Keep in mind that a down season in somewhat priced into equities at this point. As far as sectors go, Information Technology and Materials are both expected to post double-digit reductions to earnings in percentage terms. This was expected for the Tech sector. For Materials, this is largely the result of negative revisions to expectation throughout the spring. This is where the best chance for an earnings surprise will come from, as there seems to be great uncertainty for demand across the space as the world economy sputters. Investors should also be well aware that as far as sectors go, Energy by far trades at the greatest discount in terms of forward looking PE to the sector's five year average. Financials and Health Care are also discounted, but nowhere to the degree that we see for energy. Of all sectors, Discretionary names and Information Technology are trading at the greatest premiums in terms of those same metrics.
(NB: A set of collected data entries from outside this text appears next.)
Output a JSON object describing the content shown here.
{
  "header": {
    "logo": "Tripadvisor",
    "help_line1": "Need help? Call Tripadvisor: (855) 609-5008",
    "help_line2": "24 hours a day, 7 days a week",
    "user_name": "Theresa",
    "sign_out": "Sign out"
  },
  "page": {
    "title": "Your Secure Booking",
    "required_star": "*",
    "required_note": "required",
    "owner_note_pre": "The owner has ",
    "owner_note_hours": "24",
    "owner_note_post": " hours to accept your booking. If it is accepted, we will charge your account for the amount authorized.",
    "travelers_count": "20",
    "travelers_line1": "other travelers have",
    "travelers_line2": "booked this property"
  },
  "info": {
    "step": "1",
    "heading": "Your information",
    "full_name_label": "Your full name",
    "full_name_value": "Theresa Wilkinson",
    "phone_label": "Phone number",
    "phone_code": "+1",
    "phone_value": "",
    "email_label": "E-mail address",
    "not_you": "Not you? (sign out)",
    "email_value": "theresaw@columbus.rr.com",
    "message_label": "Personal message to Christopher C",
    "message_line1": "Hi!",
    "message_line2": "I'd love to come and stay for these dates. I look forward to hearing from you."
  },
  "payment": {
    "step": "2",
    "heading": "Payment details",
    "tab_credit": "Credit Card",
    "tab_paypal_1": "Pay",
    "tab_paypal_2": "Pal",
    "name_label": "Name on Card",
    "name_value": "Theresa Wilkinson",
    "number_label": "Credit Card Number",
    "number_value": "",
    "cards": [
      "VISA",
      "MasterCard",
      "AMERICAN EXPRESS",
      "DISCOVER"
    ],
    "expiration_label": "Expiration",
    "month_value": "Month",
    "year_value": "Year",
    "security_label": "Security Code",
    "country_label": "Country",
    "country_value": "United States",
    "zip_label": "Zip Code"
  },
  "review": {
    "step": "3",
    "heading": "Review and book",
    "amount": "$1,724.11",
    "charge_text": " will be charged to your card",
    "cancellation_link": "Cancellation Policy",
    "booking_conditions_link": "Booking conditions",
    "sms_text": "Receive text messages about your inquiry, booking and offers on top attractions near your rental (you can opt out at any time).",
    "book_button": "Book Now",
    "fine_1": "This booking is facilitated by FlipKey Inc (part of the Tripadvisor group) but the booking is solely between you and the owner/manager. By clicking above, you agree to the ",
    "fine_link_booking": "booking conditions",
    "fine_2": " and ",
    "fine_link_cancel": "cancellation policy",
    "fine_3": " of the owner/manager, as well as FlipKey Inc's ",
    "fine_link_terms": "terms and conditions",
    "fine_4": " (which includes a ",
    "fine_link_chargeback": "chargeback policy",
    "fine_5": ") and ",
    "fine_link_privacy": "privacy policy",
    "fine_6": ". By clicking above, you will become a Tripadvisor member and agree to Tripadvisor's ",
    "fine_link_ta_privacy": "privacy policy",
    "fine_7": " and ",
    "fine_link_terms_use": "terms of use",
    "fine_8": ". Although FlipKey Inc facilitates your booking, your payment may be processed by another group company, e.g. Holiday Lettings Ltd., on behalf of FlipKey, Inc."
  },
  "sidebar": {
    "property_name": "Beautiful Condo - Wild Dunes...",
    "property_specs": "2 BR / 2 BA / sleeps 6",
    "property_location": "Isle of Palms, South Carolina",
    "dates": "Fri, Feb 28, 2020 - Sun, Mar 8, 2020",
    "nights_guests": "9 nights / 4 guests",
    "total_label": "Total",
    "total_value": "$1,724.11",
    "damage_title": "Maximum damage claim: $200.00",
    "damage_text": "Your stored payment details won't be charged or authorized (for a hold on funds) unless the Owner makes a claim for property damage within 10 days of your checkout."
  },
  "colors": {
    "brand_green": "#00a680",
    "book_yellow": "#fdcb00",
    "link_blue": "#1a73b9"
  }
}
What it all means? As we move through the week, Fed speak will matter above all else. Then as we move into earnings season late next week, full year corporate guidance will take the lead as the market's driving force.
I would imagine that by now, you have all seen the Deutsche Bank (DB) news. On Sunday, the German bank did confirm the shuttering of their equities trading business, and the reduction of the bank's bond and interest rates trading operation. Investment banking will take a hit, as a rumored 18,000 job cuts will commence on Monday morning in both London and New York.
For those directly impacted, I will say a prayer for you this morning. (Not kidding) I think of note, perhaps systemically, might be the bank's creation of a "new bad bank" that will be comprised of E74 billion worth of risk-weighted assets. The Financial Times expresses this as equivalent to E288 billion worth of leverage exposure on the balance sheet. As the bank seems to be making an attempt to return to it's European roots. One thing we'll know, probably shortly is just how exposed other institutions might be to fundamental changes at Deutsche. The bank's problems have been well known for many years now. One would think that most U.S. banks are well clear of the back blast area at this point. What will be interesting to watch will be other high profile European banks. Not so much in terms of exposure, but will they follow the example? Would then, a number of "new bad banks" become at that point, systemic risk?
It looks as if Saudi airline Flyadeal cancelled an order to purchase 50 Boeing (BA) 737 max aircraft on Sunday, and will instead move to purchase that many craft from Airbus (EADSY) . This is something that I really am surprised that we have not seen more of. This is something to keep an eye on, as perhaps an isolated incident, or potentially the tip of an iceberg. I would not be in Boeing un-hedged, to say the least.
Economics (All Times Eastern)
15:00 - Consumer Credit (May): Last $17.5B.